27-Laubach-UlrichDer Braunkohletagebau rückt näher. Die Diskussion um die Folgen wird intensiver. Die „Wall-oder-Wand-Auseinandersetzungen“ machten dies deutlich.

In den nächsten Monaten dürften die Regelungen im Braunkohleplan häufiger und aufmerksamer gelesen und das Verhalten der Mönchengladbacher Umweltverwaltung deutlich kritischer betrachtet werden, als das bisher der Fall war.

Und das nicht zuletzt wegen der schon vielfach diskutierten Rolle, die sie bei der besagten „Wand-oder-Wall-Diskussion“ [1]spielte. Und die Mönchengladbacher Grünen werden in ihren Fragestellungen präziser .

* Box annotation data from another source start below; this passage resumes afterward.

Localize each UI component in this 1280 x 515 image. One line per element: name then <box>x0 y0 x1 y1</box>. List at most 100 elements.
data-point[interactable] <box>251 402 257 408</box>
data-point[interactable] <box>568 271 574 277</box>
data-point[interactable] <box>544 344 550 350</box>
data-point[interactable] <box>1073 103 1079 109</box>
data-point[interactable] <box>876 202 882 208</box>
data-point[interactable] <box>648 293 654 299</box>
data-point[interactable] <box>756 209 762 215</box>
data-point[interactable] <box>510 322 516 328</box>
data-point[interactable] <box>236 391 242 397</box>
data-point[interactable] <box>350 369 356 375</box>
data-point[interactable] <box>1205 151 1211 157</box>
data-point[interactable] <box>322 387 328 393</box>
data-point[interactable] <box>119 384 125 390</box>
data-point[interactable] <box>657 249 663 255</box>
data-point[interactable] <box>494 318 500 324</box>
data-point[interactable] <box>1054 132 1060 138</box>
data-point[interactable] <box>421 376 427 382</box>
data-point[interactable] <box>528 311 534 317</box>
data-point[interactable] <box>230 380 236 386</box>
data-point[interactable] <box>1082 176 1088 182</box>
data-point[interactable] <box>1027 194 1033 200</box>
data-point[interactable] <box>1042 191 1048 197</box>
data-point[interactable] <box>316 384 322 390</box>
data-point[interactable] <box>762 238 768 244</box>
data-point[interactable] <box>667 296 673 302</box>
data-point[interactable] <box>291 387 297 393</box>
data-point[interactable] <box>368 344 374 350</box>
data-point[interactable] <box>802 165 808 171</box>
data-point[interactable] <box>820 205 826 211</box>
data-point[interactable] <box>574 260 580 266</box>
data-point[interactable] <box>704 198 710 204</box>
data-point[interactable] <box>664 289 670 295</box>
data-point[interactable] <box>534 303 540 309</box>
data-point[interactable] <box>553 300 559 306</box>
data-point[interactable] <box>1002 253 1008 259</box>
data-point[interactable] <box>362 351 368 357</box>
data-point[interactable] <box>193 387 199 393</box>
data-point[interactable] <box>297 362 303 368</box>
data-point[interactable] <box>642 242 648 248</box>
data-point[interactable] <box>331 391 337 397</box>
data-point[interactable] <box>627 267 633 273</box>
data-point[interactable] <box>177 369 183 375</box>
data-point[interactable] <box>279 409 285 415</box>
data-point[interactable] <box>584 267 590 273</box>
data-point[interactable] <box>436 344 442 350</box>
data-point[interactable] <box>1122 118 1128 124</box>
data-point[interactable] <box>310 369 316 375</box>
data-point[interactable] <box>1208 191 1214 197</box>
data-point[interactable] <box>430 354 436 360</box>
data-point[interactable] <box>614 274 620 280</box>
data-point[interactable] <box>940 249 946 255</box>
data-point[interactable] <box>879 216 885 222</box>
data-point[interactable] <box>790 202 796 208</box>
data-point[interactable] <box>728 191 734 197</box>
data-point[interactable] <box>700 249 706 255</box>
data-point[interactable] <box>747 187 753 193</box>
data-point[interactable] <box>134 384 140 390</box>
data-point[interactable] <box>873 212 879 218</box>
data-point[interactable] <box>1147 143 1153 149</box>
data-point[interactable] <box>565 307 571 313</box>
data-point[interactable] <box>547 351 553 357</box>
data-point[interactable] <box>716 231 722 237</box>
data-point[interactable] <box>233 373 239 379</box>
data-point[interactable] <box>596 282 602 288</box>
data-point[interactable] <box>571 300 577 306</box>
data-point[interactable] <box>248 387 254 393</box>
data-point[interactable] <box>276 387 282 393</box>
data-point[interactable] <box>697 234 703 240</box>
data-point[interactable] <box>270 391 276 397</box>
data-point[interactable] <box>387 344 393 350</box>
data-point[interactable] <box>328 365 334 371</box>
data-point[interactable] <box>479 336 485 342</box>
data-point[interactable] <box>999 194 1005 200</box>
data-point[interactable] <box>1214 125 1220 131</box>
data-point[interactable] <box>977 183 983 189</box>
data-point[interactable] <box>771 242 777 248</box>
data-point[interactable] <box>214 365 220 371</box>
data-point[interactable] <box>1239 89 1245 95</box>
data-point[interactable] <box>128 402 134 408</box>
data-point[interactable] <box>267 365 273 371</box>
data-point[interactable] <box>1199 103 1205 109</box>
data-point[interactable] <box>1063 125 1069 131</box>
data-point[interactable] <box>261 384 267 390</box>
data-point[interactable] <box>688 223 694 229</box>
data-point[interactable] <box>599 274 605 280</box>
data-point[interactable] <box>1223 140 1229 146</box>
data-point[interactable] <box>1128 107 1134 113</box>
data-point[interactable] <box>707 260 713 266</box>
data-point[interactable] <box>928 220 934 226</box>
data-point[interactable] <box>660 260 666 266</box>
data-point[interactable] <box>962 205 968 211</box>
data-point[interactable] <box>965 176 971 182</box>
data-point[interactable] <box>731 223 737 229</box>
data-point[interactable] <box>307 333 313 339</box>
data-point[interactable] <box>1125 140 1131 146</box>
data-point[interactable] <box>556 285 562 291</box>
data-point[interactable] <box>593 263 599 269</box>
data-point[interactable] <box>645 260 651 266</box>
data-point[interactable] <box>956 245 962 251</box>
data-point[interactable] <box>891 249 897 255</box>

Vor diesem Hintergrund sprachen wir mit Ulrich Laubach, einem der Vorsitzenden der Mönchengladbacher Grünen u.a. über den „Fragenkatalog zu Garzweiler II“, den er dem Umweltdezernenten Bernd Kuckels (FDP) am 09.01.2012 [2]übersandte:
 
 
BZMG: Herr Laubach, als Vorsitzender der Gladbacher Grünen haben Sie im Januar dieses Jahres Herrn Kuckels fast 50 Fragen u.a. zum Thema „Bergschäden durch den Braunkohletagebau“ gestellt. Wie kam es dazu?

Ulrich Laubach: Das Thema „Bergschäden“ ist den meisten Bürger in unserer Stadt nicht wirklich präsent.

Obwohl viele betroffen sind, wissen nur wenige, dass es auch in unserer Stadt Bergschäden gab und gibt.

Dabei geht es nicht nur um Schäden an Gebäuden, Denkmälern und Straßen, sondern auch um Naturdenkmäler wie Auen- und Bruchlandschaften, die ebenfalls unter der Absenkung des Grundwasserspiegels in Folge der Sümpfungen durch RWE Power zu leiden haben.

Das Thema Sümpfungen ist hin und wieder durch die Betroffenheit in Wanlo im Gespräch, weil dort bereits seit rund zwei Jahren Sümpfungsbrunnen gesetzt werden.

BZMG: Warum haben Sümpfungsmaßnahmen Auswirkungen auf das Grundwasser in unserer Stadt?

Laubach: Durch das Näherrücken des Tagebaues Garzweiler II nimmt die Zahl der Sümpfungsbrunnen zu, die durch Abpumpen das Grundwasser auf ein Niveau unterhalb des abzubauenden Flözes senken. Das können in Wanlo bis zu 300 Meter werden.

Dadurch sinkt auch in der näheren und weiteren Umgebung des Tagebaues der Grundwasserspiegel. Es kann zu Setzungen kommen, die besonders dann zu Schäden an Gebäuden führen, wenn sich der Boden ungleichmäßig setzt.

Ein anderes Problem sind die Gebäude, die auf Holzpfählen gebaut wurden.

Wenn diese Pfähle nicht mehr im Wasser stehen, weil das Grundwasser abgepumpt wird, kommt es zu Fäulnisbildung und sie verlieren ihre Stabilität.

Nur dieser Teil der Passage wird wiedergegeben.